Remix.run Logo
onlyrealcuzzo 4 days ago

Isn't the whole point of the MOE architecture exactly this?

That you can individually train and improve smaller segments as necessary

ainch 4 days ago | parent | next [-]

Generally you train each expert simultaneously. The benefit of MoEs is that you get cheap inference because you only use the active expert parameters, which constitute a small fraction of the total parameter count. For example Deepseek R1 (which is especially sparse) only uses 1/18th of the total parameters per-query.

pama 4 days ago | parent [-]

> only uses 1/18th of the total parameters per-query.

only uses 1/18th of the total parameters per token. It may use the large fraction of them in a single query.

ainch 3 days ago | parent [-]

That's a good correction, thanks.

idiotsecant 4 days ago | parent | prev [-]

I think it's the exact opposite - you don't specifically train each 'expert' to be a SME at something.

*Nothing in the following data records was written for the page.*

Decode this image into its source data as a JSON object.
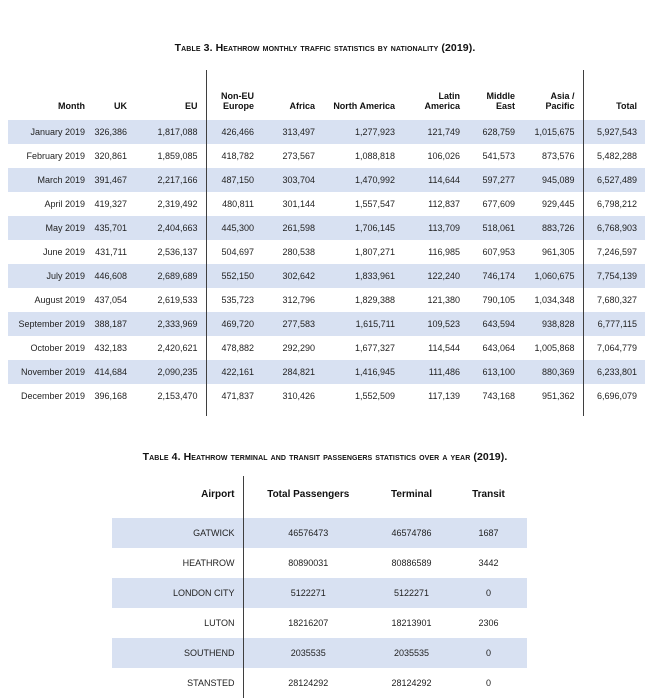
{
  "colors": {
    "row_shade": "#d8e1f2",
    "rule_line": "#3f3f3f",
    "text": "#1f1f1f"
  },
  "table3": {
    "title": "Table 3. Heathrow monthly traffic statistics by nationality (2019).",
    "columns": [
      "Month",
      "UK",
      "EU",
      "Non-EU Europe",
      "Africa",
      "North America",
      "Latin America",
      "Middle East",
      "Asia / Pacific",
      "Total"
    ],
    "rows": [
      [
        "January 2019",
        "326,386",
        "1,817,088",
        "426,466",
        "313,497",
        "1,277,923",
        "121,749",
        "628,759",
        "1,015,675",
        "5,927,543"
      ],
      [
        "February 2019",
        "320,861",
        "1,859,085",
        "418,782",
        "273,567",
        "1,088,818",
        "106,026",
        "541,573",
        "873,576",
        "5,482,288"
      ],
      [
        "March 2019",
        "391,467",
        "2,217,166",
        "487,150",
        "303,704",
        "1,470,992",
        "114,644",
        "597,277",
        "945,089",
        "6,527,489"
      ],
      [
        "April 2019",
        "419,327",
        "2,319,492",
        "480,811",
        "301,144",
        "1,557,547",
        "112,837",
        "677,609",
        "929,445",
        "6,798,212"
      ],
      [
        "May 2019",
        "435,701",
        "2,404,663",
        "445,300",
        "261,598",
        "1,706,145",
        "113,709",
        "518,061",
        "883,726",
        "6,768,903"
      ],
      [
        "June 2019",
        "431,711",
        "2,536,137",
        "504,697",
        "280,538",
        "1,807,271",
        "116,985",
        "607,953",
        "961,305",
        "7,246,597"
      ],
      [
        "July 2019",
        "446,608",
        "2,689,689",
        "552,150",
        "302,642",
        "1,833,961",
        "122,240",
        "746,174",
        "1,060,675",
        "7,754,139"
      ],
      [
        "August 2019",
        "437,054",
        "2,619,533",
        "535,723",
        "312,796",
        "1,829,388",
        "121,380",
        "790,105",
        "1,034,348",
        "7,680,327"
      ],
      [
        "September 2019",
        "388,187",
        "2,333,969",
        "469,720",
        "277,583",
        "1,615,711",
        "109,523",
        "643,594",
        "938,828",
        "6,777,115"
      ],
      [
        "October 2019",
        "432,183",
        "2,420,621",
        "478,882",
        "292,290",
        "1,677,327",
        "114,544",
        "643,064",
        "1,005,868",
        "7,064,779"
      ],
      [
        "November 2019",
        "414,684",
        "2,090,235",
        "422,161",
        "284,821",
        "1,416,945",
        "111,486",
        "613,100",
        "880,369",
        "6,233,801"
      ],
      [
        "December 2019",
        "396,168",
        "2,153,470",
        "471,837",
        "310,426",
        "1,552,509",
        "117,139",
        "743,168",
        "951,362",
        "6,696,079"
      ]
    ]
  },
  "table4": {
    "title": "Table 4. Heathrow terminal and transit passengers statistics over a year (2019).",
    "columns": [
      "Airport",
      "Total Passengers",
      "Terminal",
      "Transit"
    ],
    "rows": [
      [
        "GATWICK",
        "46576473",
        "46574786",
        "1687"
      ],
      [
        "HEATHROW",
        "80890031",
        "80886589",
        "3442"
      ],
      [
        "LONDON CITY",
        "5122271",
        "5122271",
        "0"
      ],
      [
        "LUTON",
        "18216207",
        "18213901",
        "2306"
      ],
      [
        "SOUTHEND",
        "2035535",
        "2035535",
        "0"
      ],
      [
        "STANSTED",
        "28124292",
        "28124292",
        "0"
      ]
    ]
  }
}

Each of the experts is a generalist but becomes better at portions of tasks in a distributed way. There is no 'best baker', but things evolve toward 'best applier of flour', 'best kneader', etc. I think explicitly domain-trained experts are pretty uncommon in modern schemes.

viraptor 4 days ago | parent [-]

That's not entirely correct. Most of moe right now are fully balanced, but there is an idea of a domain expert moe where the training benefits fewer switches. https://arxiv.org/abs/2410.07490

idiotsecant 3 days ago | parent [-]

Yes, explicitly trained experts were a thing for a little while, but not anymore. Yet another application of the Hard Lesson.